Inktober Day 13 prompt- Guarded

I am by nature, extremely talkative. In fact when I find myself in awkward situations, I use speech as a defence mechanism and try to strike up a conversation with those around me in order to ease the tension.

However, I have never quite been cognizant of exactly what it is that I am saying because for all these years, much of my interaction has been with my peers from school. These people know me so well that I do not have to consciously think through anything I say from fear of being politically incorrect or offending them. I did not realise how valuable this comfort zone really is until I was pushed out of it and had to interact with different kinds of people once my twelve years of schooling came to an end.

Almost everyone around me in school was in and around the same wavelength as myself. Naturally, in all my naiveté I presumed it would be this way or perhaps even better when I moved out of school. Much to my surprise though, I have realised that this really is not the case. Besides, since nobody really knows me all that well in these new circles of mine, I really have to watch what I'm saying. I have to guard the content (that usually has a free passage way from my brain to my mouth and into the ears of the poor soul giving me company) because there is a very real possibility of stirring controversy from being misinterpreted or having my intentions misunderstood.

Guarding what I catch myself say really has been quite a trying experience. While in school, I had certain weird catchphrases associated with me and so even when I uttered them in the midst of a serious discussion in class, I was, for the most part forgiven. Recently, however,  during the course of a Financial Management course I was attending, I subconsciously yelled out a certain word from among my set of catchphrases.  Pardon the cliche, but trust me when I say that if looks could kill, I would have died from the penetrating stares I subsequently received that day. That's when the magnanimity of the situation really hit me.

I've always thought that adults are more reticent and reserved than children and presumed that it was one of the side effects of aging. Now I begin to realise that adults have a greater responsibility for what they say than children do, because in the case of the latter, many a faux pas can be attributed to innocence.

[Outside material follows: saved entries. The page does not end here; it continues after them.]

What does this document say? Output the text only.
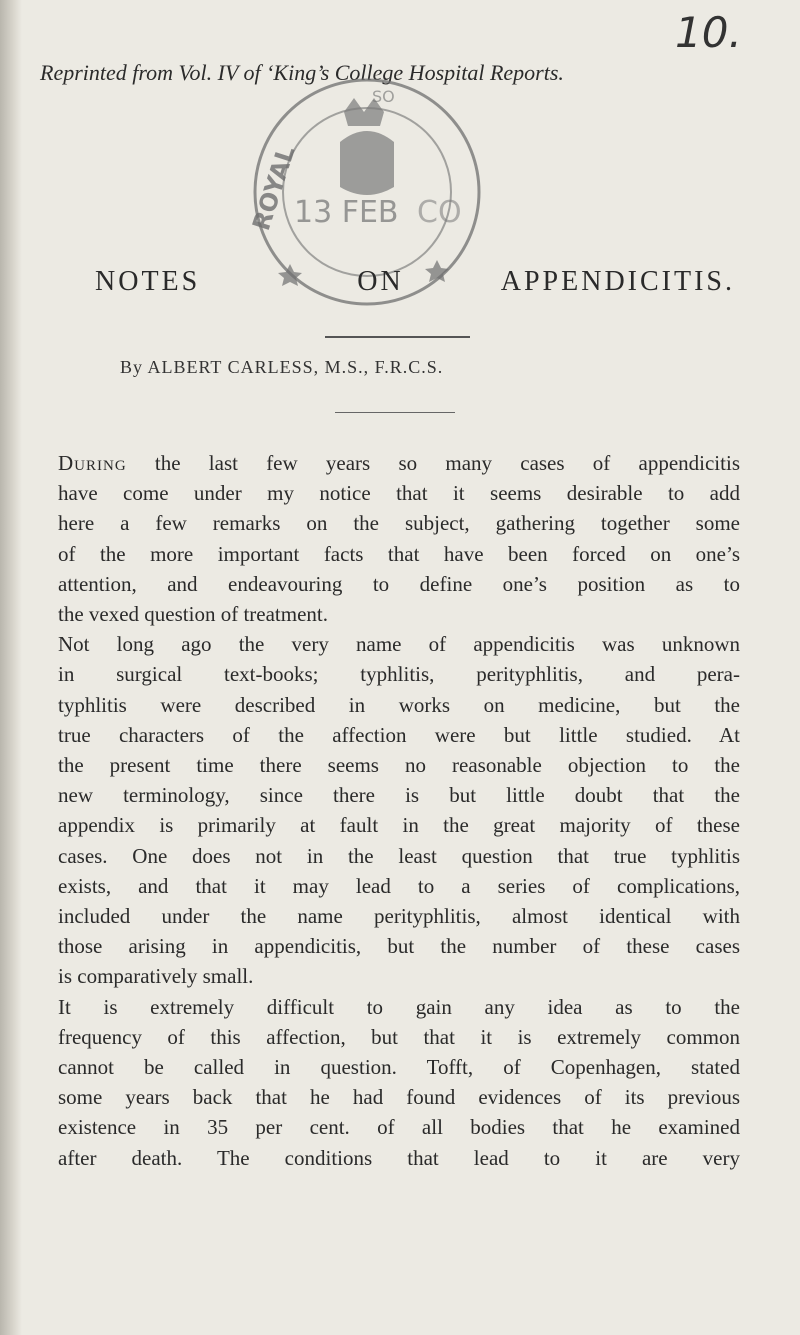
10.
Reprinted from Vol. IV of ‘King’s College Hospital Reports.
ROYAL
13 FEB CO
SO
NOTES	ON	APPENDICITIS.
By ALBERT CARLESS, M.S., F.R.C.S.
During the last few years so many cases of appendicitis
have come under my notice that it seems desirable to add
here a few remarks on the subject, gathering together some
of the more important facts that have been forced on one’s
attention, and endeavouring to define one’s position as to
the vexed question of treatment.
Not long ago the very name of appendicitis was unknown
in surgical text-books; typhlitis, perityphlitis, and pera-
typhlitis were described in works on medicine, but the
true characters of the affection were but little studied. At
the present time there seems no reasonable objection to the
new terminology, since there is but little doubt that the
appendix is primarily at fault in the great majority of these
cases. One does not in the least question that true typhlitis
exists, and that it may lead to a series of complications,
included under the name perityphlitis, almost identical with
those arising in appendicitis, but the number of these cases
is comparatively small.
It is extremely difficult to gain any idea as to the
frequency of this affection, but that it is extremely common
cannot be called in question. Tofft, of Copenhagen, stated
some years back that he had found evidences of its previous
existence in 35 per cent. of all bodies that he examined
after death. The conditions that lead to it are very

A particularly amusing political faux pas comes to mind, that demonstrates the fatal consequences of not guarding your words.  During 2011’s G20 summit at Cannes, French President Nicolas Sarkozy and US President Barack Obama were overheard by the press during the course of a a private conversation about Benjamin Netanyahu, where they can be heard discussing the Israeli Prime Minister with less than usual diplomacy. 
Sarkozy: I cannot bear Netanyahu, he’s a liar. 
Obama: You’re fed up with him? I have to deal with him even more often than you. 
Though not reported in the media during the summit, it did subsequently leak and obviously did not help the cause of the leaders' plans to nip Iran's nuclear plans in the bud.